Celebrating A Life Well Lived

Written by stuestler on March 16th, 2009

I just returned from a short trip to attend the memorial services for a life-time family friend. Though not related by blood, he was my “Uncle Rudy” – as close as any of my blood relatives.


His wife, my “Aunt Barbara” insisted that the weekend was not for mourning – it was to be a celebration of a life well-lived. He had just turned 91, and had been ill for several months, so she had a time to adjust and say good bye. Rudy lived a rich, rewarding life and had accomplished everything he wanted to do.


In his 45-year career as a doctor he had given greatly to his community, and had received much in return. They traveled the world together, and experienced all the richness that life has to offer.


Seeing his life remembered in the photo-collage that the family had created was heart-warming and inspiring. It triggered memories of times from my earliest years spent with our families together. It’s amazing how just a single photograph can bring back so much, and recreate such happiness.


True to Barbara’s wishes, the weekend was a time of happy remembrances and a reuniting of family and friends. We all tend to think of the people close to us but time and distance has a way of separating us and we never find time to keep in close touch.


It’s a bit of a painful reality check to see how we can all drop what we’re doing and find the resources to come together to say goodbye to a loved one, but don’t seem to be able to justify the time and expense to get together to enjoy each others’ company while we’re all still here.
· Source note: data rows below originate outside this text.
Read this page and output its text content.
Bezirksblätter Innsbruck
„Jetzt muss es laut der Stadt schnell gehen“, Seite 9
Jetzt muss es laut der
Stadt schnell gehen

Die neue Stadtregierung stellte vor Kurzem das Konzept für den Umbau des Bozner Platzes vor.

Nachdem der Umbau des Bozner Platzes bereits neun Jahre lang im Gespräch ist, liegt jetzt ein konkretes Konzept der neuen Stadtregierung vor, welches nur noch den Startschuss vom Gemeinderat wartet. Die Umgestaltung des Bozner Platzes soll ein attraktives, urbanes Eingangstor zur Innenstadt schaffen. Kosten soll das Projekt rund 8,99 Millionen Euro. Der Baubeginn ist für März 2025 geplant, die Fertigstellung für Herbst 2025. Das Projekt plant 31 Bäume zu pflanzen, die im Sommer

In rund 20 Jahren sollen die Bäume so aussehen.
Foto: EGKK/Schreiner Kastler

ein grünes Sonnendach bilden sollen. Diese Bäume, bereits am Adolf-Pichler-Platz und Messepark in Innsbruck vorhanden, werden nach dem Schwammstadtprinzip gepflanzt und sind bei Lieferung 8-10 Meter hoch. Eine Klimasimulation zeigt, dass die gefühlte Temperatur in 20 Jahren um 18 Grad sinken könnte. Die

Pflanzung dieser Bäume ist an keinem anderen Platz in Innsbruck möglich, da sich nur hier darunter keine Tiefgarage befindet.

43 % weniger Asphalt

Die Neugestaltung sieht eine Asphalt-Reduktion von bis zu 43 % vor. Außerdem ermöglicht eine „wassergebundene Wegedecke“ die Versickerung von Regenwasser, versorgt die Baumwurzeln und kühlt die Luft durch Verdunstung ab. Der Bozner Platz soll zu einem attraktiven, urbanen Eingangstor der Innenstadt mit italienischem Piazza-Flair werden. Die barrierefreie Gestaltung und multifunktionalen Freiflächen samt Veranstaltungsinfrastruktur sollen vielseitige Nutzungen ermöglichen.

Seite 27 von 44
The weekend provided a chance for reflection and renewal for me as well. And it gave me an opportunity to connect with a young member of the family who I had known of only by name, who is now a high school student and an avid budding photographer. We hit it off right away and it will be exciting to help guide and mentor her as she progresses and grows. And maybe it’s also a way of continuing the legacy of our families’ connection for new generations.